KINGS of ARMENIA. Tigranes II 'the Great'. 95-56 BC. AR Tetradrachm (25mm, 16.11 g, 1h). Tigranocerta mint. Struck circa 80-68 BC. Diademed and draped bust right, wearing tiara decorated with star between two eagles / BAΣIΛEΩΣ TIΓPANOY, Tyche of Antioch seated right on rock, holding laurel branch; below, river-god Orontes swimming right; monograms to inner right and on rock; all within wreath. SCADA Group 1, obv. die A7; Kovacs 74.1; M&D 2; CAA 17; AC 30. Slight die wear on obverse. EF.

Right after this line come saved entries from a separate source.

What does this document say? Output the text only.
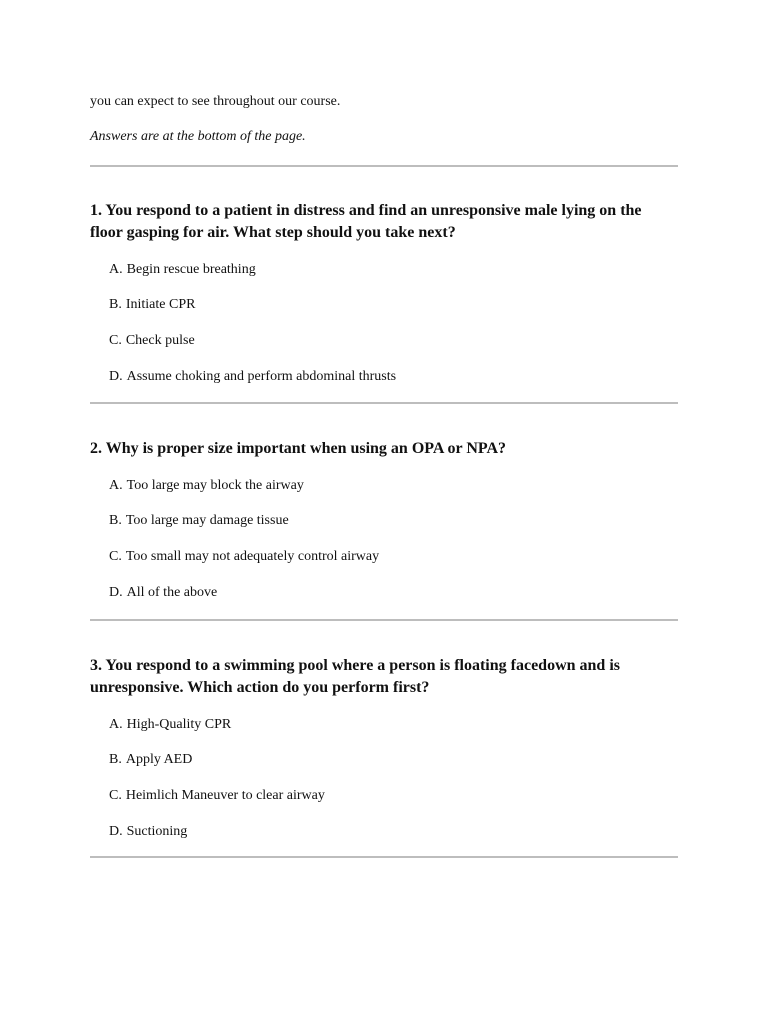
you can expect to see throughout our course.
Answers are at the bottom of the page.

1. You respond to a patient in distress and find an unresponsive male lying on the floor gasping for air. What step should you take next?

A. Begin rescue breathing
B. Initiate CPR
C. Check pulse
D. Assume choking and perform abdominal thrusts

2. Why is proper size important when using an OPA or NPA?

A. Too large may block the airway
B. Too large may damage tissue
C. Too small may not adequately control airway
D. All of the above

3. You respond to a swimming pool where a person is floating facedown and is unresponsive. Which action do you perform first?

A. High-Quality CPR
B. Apply AED
C. Heimlich Maneuver to clear airway
D. Suctioning
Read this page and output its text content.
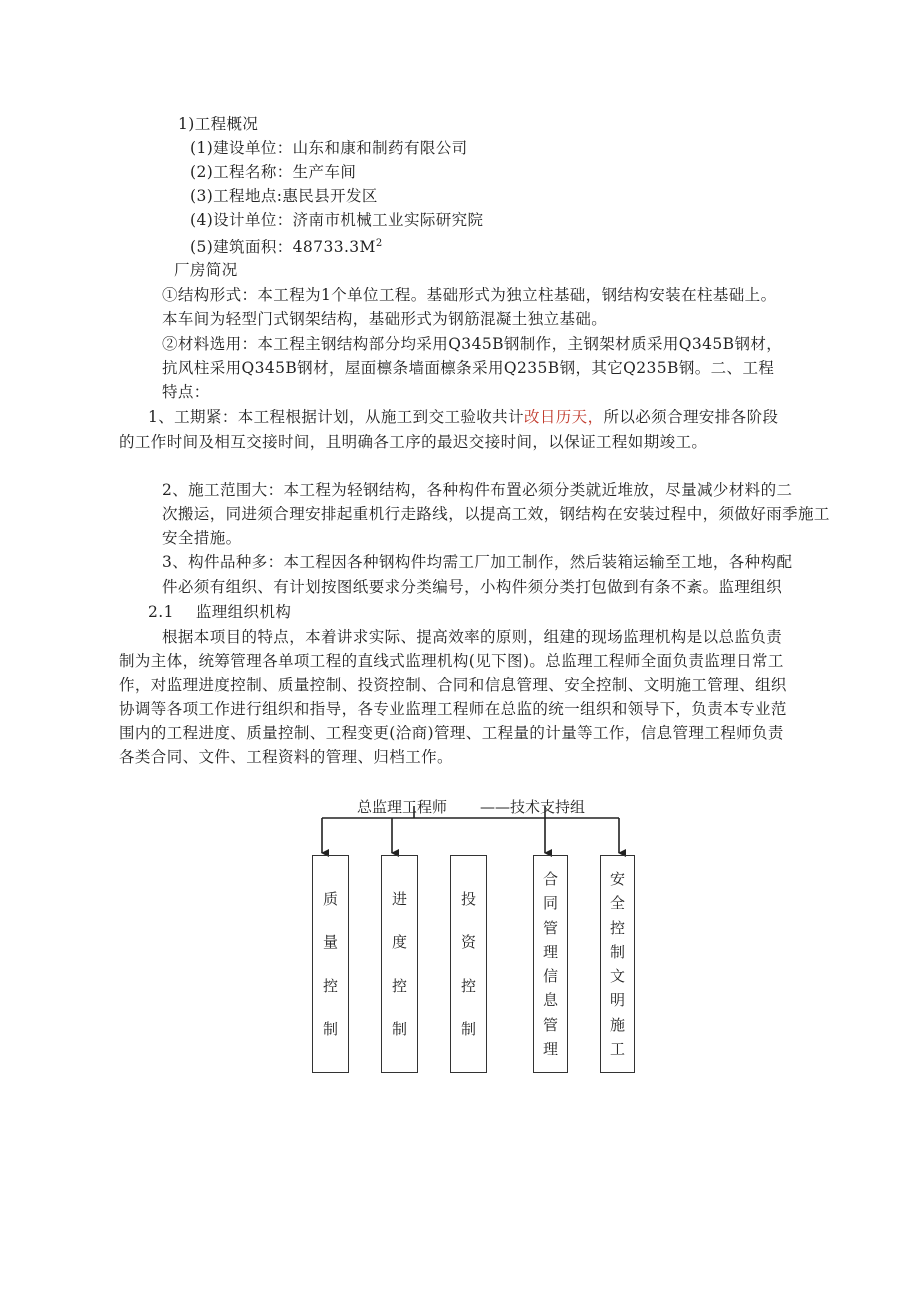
1)工程概况
(1)建设单位：山东和康和制药有限公司
(2)工程名称：生产车间
(3)工程地点:惠民县开发区
(4)设计单位：济南市机械工业实际研究院
(5)建筑面积：$48733.3M^2$
厂房简况
①结构形式：本工程为1个单位工程。基础形式为独立柱基础，钢结构安装在柱基础上。
本车间为轻型门式钢架结构，基础形式为钢筋混凝土独立基础。
②材料选用：本工程主钢结构部分均采用Q345B钢制作，主钢架材质采用Q345B钢材，
抗风柱采用Q345B钢材，屋面檩条墙面檩条采用Q235B钢，其它Q235B钢。二、工程
特点：
1、工期紧：本工程根据计划，从施工到交工验收共计改日历天，所以必须合理安排各阶段
的工作时间及相互交接时间，且明确各工序的最迟交接时间，以保证工程如期竣工。
2、施工范围大：本工程为轻钢结构，各种构件布置必须分类就近堆放，尽量减少材料的二
次搬运，同进须合理安排起重机行走路线，以提高工效，钢结构在安装过程中，须做好雨季施工
安全措施。
3、构件品种多：本工程因各种钢构件均需工厂加工制作，然后装箱运输至工地，各种构配
件必须有组织、有计划按图纸要求分类编号，小构件须分类打包做到有条不紊。监理组织
2.1 监理组织机构
根据本项目的特点，本着讲求实际、提高效率的原则，组建的现场监理机构是以总监负责
制为主体，统筹管理各单项工程的直线式监理机构(见下图)。总监理工程师全面负责监理日常工
作，对监理进度控制、质量控制、投资控制、合同和信息管理、安全控制、文明施工管理、组织
协调等各项工作进行组织和指导，各专业监理工程师在总监的统一组织和领导下，负责本专业范
围内的工程进度、质量控制、工程变更(洽商)管理、工程量的计量等工作，信息管理工程师负责
各类合同、文件、工程资料的管理、归档工作。
总监理工程师 ——技术支持组
质
量
控
制
进
度
控
制
投
资
控
制
合
同
管
理
信
息
管
理
安
全
控
制
文
明
施
工
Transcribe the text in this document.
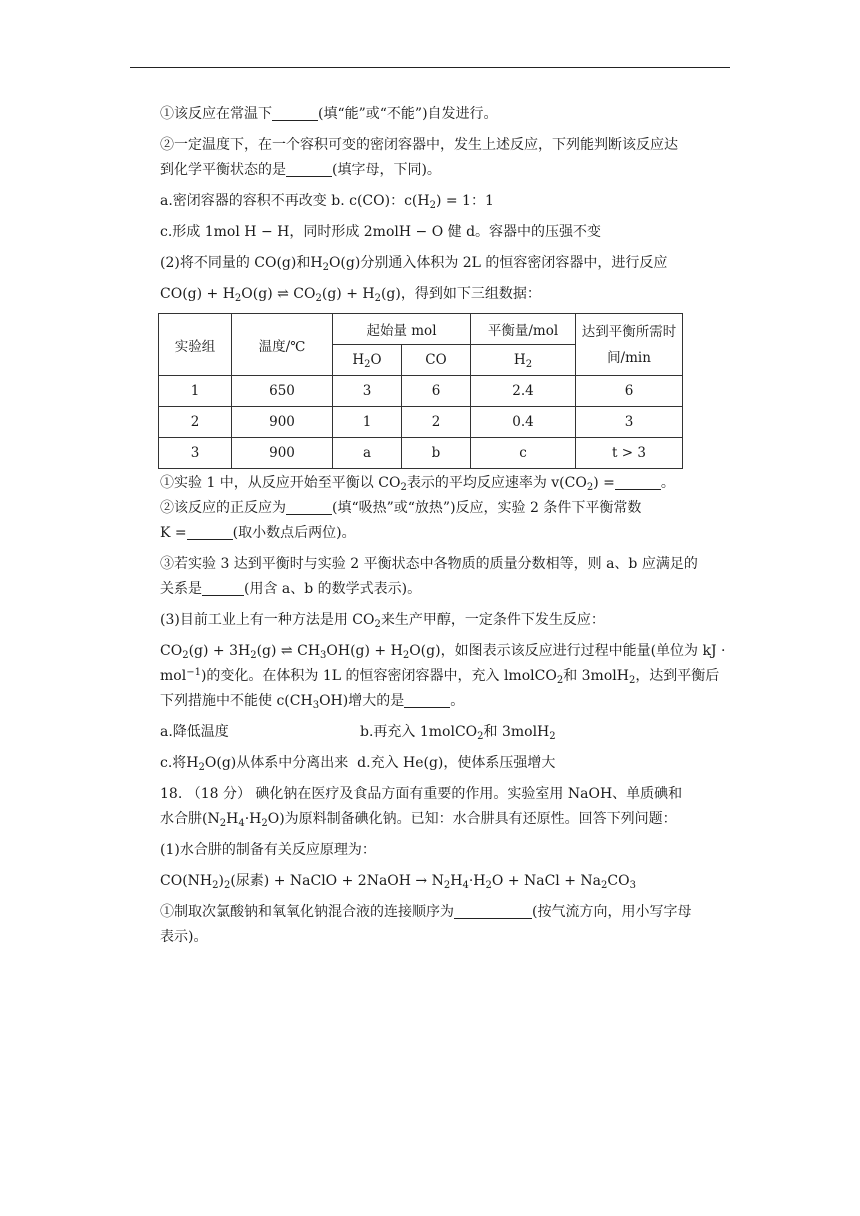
①该反应在常温下	(填“能”或“不能”)自发进行。
②一定温度下，在一个容积可变的密闭容器中，发生上述反应，下列能判断该反应达
到化学平衡状态的是	(填字母，下同)。
a.密闭容器的容积不再改变 b. c(CO)：$c(H_2) = 1$：1
c.形成 1mol H − H，同时形成 2molH − O 健 d。容器中的压强不变
(2)将不同量的 CO(g)和$H_2O(g)$分别通入体积为 2L 的恒容密闭容器中，进行反应
$CO(g) + H_2O(g)$ ⇌ $CO_2(g) + H_2(g)$，得到如下三组数据：
实验组	温度/℃	起始量 mol		平衡量/mol	达到平衡所需时间/min
		$H_2O$	CO	$H_2$
1	650	3	6	2.4	6
2	900	1	2	0.4	3
3	900	a	b	c	t > 3
①实验 1 中，从反应开始至平衡以 $CO_2$表示的平均反应速率为 $v(CO_2)$ =	。
②该反应的正反应为	(填“吸热”或“放热”)反应，实验 2 条件下平衡常数
K =	(取小数点后两位)。
③若实验 3 达到平衡时与实验 2 平衡状态中各物质的质量分数相等，则 a、b 应满足的
关系是	(用含 a、b 的数学式表示)。
(3)目前工业上有一种方法是用 $CO_2$来生产甲醇，一定条件下发生反应：
$CO_2(g) + 3H_2(g)$ ⇌ $CH_3OH(g) + H_2O(g)$，如图表示该反应进行过程中能量(单位为 kJ ·
mol$^{-1}$)的变化。在体积为 1L 的恒容密闭容器中，充入 lmolCO$_2$和 3molH$_2$，达到平衡后
下列措施中不能使 $c(CH_3OH)$增大的是	。
a.降低温度	b.再充入 1molCO$_2$和 3molH$_2$
c.将$H_2O(g)$从体系中分离出来 d.充入 He(g)，使体系压强增大
18. （18 分） 碘化钠在医疗及食品方面有重要的作用。实验室用 NaOH、单质碘和
水合肼$(N_2H_4\cdot H_2O)$为原料制备碘化钠。已知：水合肼具有还原性。回答下列问题：
(1)水合肼的制备有关反应原理为：
$CO(NH_2)_2$(尿素) + NaClO + 2NaOH → $N_2H_4\cdot H_2O$ + NaCl + $Na_2CO_3$
①制取次氯酸钠和氧氧化钠混合液的连接顺序为	(按气流方向，用小写字母
表示)。
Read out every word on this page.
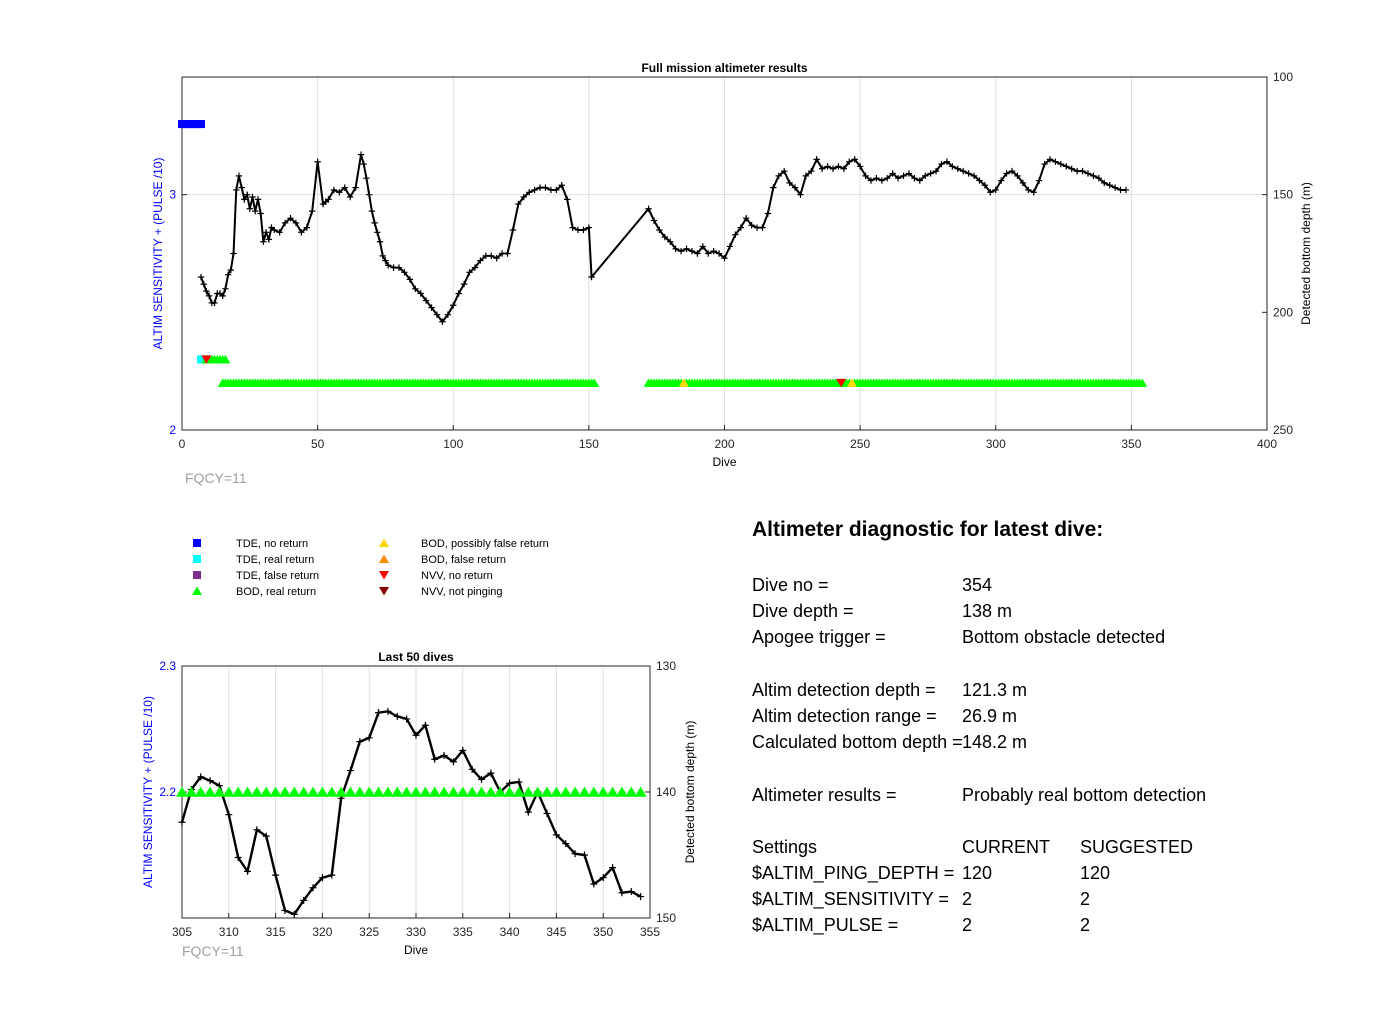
0	50	100	150	200	250	300	350	400
2
3
100
150
200
250
Full mission altimeter results
Dive
ALTIM SENSITIVITY + (PULSE /10)	Detected bottom depth (m)
FQCY=11
305 310 315 320 325 330 335 340 345 350 355
2.2
2.3	130
140
150
Last 50 dives
Dive
ALTIM SENSITIVITY + (PULSE /10)	Detected bottom depth (m)
FQCY=11
TDE, no return
TDE, real return
TDE, false return
BOD, real return
BOD, possibly false return
BOD, false return
NVV, no return
NVV, not pinging
Altimeter diagnostic for latest dive:
Dive no =	354
Dive depth =	138 m
Apogee trigger =	Bottom obstacle detected
Altim detection depth = 121.3 m
Altim detection range = 26.9 m
Calculated bottom depth = 148.2 m
Altimeter results =	Probably real bottom detection
Settings	CURRENT SUGGESTED
$ALTIM_PING_DEPTH = 120	120
$ALTIM_SENSITIVITY = 2	2
$ALTIM_PULSE =	2	2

Tigranes II won the epithet "The Great" by expanding the Artaxiad Armenian Kingdom to its greatest extent and claiming the title "King of Kings," hitherto employed by the Achaemenid and Parthian rulers of Persia. The son of the Artaxiad king Artavasdes I (ruled 159-115 BC), Tigranes spent much of his youth as a hostage to his father's loyalty in the Parthian court. Tigranes inherited the Armenian throne in 95 BC and began methodically turning his mountainous, feudal kingdom into a powerful, centralized Hellenistic state. At its peak his kingdom incorporated all of Seleukid Syria, Cilicia, Cappadocia, and large swaths of Parthia. Though a crafty and talented statesman, his success was due less to his own military prowess than the result of a power vacuum caused by internal strife within Parthia and the collapse of the Seleukid Kingdom, along with the turmoil caused by the titanic struggle between the Roman Republic and Mithridates VI of Pontus. Tigranes formed an alliance with Mithridates, but fared poorly against the Roman generals Lucullus and Pompey. He ultimately elected to formally submit to Rome, which allowed him to retain his core kingdom while giving up his conquests.